IBM to Announce Breakthrough Caching Innovation at ISSCC
This morning, IBM confirmed to BetaNews that later this afternoon, its engineers are scheduled to demonstrate their own concept chip, which will utilize an embedded memory architecture for caching. The company is saying it could double the performance of existing 65 nm processors and future generations by tripling its cache memory capacity and perhaps increase the throughput of that memory tenfold.
The demonstration will take place at the International Solid-State Circuits Conference, where on Monday Intel demonstrated its own concept chip, whose architecture is based on the fabricator’s ability to stamp out multiple cores side-by-side as tiles. IBM’s counter-argument today may very well prove that core multiplication may not be the most efficient way to achieve performance gains.
Once again, the best clues for exactly what IBM will be demonstrating, prior to the announcement itself, come from the ISSCC session agenda. This conference is attended by professional engineers, upon whom the typical hyperboles and poetically crafted adjectives embellishing the benefits of power and performance typically fall flat. If they’re going to spend one hour of their lives in a session with IBM, they need to know what it’s truly about first.

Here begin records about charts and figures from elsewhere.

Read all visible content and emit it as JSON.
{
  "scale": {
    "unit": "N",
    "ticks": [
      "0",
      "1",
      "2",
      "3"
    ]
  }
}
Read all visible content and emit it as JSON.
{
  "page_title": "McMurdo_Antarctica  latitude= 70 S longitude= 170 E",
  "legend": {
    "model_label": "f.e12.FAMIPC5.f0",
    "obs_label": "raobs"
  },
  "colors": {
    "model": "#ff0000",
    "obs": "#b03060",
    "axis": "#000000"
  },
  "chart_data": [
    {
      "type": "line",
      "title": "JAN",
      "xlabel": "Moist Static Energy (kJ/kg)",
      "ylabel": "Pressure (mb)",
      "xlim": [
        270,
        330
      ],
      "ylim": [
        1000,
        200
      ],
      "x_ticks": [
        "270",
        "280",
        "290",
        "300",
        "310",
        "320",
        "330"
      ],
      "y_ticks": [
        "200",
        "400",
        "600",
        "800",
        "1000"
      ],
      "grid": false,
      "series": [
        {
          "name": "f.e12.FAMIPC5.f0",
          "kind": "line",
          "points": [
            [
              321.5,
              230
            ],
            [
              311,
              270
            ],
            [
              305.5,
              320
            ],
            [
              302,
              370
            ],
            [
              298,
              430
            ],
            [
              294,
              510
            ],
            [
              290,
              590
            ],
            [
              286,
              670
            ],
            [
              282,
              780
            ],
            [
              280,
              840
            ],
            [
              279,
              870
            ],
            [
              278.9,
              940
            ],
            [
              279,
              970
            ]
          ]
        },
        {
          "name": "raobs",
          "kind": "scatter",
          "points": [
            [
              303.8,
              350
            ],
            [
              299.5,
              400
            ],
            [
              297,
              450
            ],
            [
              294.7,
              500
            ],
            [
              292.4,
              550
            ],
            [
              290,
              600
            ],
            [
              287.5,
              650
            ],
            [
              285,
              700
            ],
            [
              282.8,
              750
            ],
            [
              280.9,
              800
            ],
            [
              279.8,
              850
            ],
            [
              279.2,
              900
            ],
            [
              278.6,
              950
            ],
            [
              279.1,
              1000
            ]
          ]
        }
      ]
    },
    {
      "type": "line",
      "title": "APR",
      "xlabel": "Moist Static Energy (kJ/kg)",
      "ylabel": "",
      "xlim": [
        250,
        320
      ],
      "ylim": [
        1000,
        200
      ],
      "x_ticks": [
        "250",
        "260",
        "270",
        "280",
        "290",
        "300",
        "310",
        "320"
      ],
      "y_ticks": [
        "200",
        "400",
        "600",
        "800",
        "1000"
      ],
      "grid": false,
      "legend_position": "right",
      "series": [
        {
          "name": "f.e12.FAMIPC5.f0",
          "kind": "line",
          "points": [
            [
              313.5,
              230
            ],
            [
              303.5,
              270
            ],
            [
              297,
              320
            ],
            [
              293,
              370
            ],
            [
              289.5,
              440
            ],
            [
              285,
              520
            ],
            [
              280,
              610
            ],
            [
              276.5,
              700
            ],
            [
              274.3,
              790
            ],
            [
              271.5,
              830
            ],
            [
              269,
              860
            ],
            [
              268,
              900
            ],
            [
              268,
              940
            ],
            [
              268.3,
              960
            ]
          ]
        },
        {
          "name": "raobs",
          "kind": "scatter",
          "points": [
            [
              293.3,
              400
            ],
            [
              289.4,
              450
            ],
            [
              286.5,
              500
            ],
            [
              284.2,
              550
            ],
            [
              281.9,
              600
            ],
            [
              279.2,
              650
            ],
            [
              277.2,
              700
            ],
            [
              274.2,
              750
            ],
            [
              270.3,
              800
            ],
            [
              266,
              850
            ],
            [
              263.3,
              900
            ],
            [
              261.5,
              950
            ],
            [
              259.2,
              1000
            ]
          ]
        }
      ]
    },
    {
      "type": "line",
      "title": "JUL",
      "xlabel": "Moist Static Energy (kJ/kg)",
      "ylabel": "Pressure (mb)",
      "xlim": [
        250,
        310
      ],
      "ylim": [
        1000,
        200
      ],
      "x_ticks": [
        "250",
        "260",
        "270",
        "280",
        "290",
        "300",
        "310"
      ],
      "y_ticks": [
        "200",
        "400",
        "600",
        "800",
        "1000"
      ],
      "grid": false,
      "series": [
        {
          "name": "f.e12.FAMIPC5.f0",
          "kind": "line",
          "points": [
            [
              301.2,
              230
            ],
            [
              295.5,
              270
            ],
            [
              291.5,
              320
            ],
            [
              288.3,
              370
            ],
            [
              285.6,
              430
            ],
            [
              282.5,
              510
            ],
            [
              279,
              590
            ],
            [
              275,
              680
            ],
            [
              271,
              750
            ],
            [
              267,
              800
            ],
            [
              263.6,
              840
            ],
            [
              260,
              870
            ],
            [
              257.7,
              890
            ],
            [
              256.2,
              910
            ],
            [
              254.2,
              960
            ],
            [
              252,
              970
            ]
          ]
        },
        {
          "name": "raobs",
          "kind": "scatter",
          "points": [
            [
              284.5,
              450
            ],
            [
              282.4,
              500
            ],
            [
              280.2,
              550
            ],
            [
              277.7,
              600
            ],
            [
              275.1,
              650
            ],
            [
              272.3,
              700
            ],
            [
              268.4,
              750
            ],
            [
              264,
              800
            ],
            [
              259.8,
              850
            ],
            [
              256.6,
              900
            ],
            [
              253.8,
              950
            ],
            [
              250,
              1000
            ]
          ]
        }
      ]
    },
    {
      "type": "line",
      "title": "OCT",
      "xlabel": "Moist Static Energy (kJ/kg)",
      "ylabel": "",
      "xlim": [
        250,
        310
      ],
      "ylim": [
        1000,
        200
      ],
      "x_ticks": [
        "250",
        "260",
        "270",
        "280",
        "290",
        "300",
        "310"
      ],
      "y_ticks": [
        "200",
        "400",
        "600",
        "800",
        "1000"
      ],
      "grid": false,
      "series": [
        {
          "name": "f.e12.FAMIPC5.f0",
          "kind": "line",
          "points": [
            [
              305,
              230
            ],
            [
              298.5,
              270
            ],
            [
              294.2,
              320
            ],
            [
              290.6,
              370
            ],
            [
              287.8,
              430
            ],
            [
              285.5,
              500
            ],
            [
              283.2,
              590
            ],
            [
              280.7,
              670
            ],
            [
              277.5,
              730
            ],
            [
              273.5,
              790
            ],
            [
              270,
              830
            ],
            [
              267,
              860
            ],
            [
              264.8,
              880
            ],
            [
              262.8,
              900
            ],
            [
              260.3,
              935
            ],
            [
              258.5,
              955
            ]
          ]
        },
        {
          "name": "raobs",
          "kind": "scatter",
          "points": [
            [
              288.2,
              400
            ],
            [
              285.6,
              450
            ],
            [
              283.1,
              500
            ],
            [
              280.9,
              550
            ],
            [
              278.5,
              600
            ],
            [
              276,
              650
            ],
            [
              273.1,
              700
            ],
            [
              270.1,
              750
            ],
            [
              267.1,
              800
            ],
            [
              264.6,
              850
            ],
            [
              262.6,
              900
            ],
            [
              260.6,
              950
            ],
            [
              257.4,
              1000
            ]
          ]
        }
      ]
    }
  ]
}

So this paragraph sets the stage: “A prototype SOI embedded DRAM macro is developed for high-performance microprocessors and introduces a performance-enhancing 3T [three-transistor cell] micro sense amplifier architecture (mSA). The macro was characterized via a test chip fabricated in a 65nm SOI deep-trench DRAM process. Measurements confirm 1.5ns random access time with a 1V supply at 85°C and low voltage operation with a 600mV supply.”
What are they talking about? Here, the technology is actually simpler than it sounds: A sense amplifier literally performs the function of a amplifier in a sound system, boosting the voltage of signals traveling along the internal lines of the chip. When you pile more and more components onto a chip – as appears to be the current trend – the opportunities for signal degradation increase.
Hitachi may be credited for having attacked this problem first in 2001, and having realized that sense amplifiers could hold the key to a solution. The problem Hitachi was trying to solve back then was to find a way to increase the real estate on chips for cache memory, as a way of reducing the need for more and more DRAM on a circuit board or motherboard, which typically accounts for 20% of a system’s power consumption. Less DRAM and more cache could mean less power wasted. So Hitachi developed a technique where sense amplifiers could be deployed inline, to compensate for the fact that boosting on-board cache would increase the number of components on the chip, and perhaps degrade the signals coming from SDRAM.
IBM is taking this concept a few steps further, applying it to the innermost SRAM of a CPU. One of the most recognized problems in system design by engineers is the fact that logic components’ performance are rising much faster than that of memory components. As a result, much of the performance capability of existing processor designs might not even be realized, due to the broadening timing gaps between logic and memory.
Typical SRAM access time today hovers around 5 ns. This is a problem, especially with 3 GHz processors whose access time, by definition, should be 3 ns; and the problem is compounded by multiple cores. Techniques such as the HyperTransport memory bus between cores, used by AMD, alleviate contention problems; but theoretically, the best that HyperTransport could possibly do is restore the timing gap to this 3:5 ratio, which in practical use means requests from CPU cores for memory continue to wait on a queue.
IBM, in its abstract presented to ISSCC, claims a 1.5 ns access time for embedded RAM (which typically includes SRAM), for its concept chip with the micro-miniaturized sense amplifiers. If these statistics are sustained independently, the cache memory gap may be completely sealed; and unless clock cycles for CPUs resume their previous state of incline, that seal could hold for several years.
As a bonus, signal amplification translates to lower power leakage. And with the model chip having been built using 65 nm, the chances increase for both IBM and its technology partner AMD to deploy mSA architecture within a near-term timeframe - conceivably 18 months, though IBM and AMD have yet to confirm that speculation.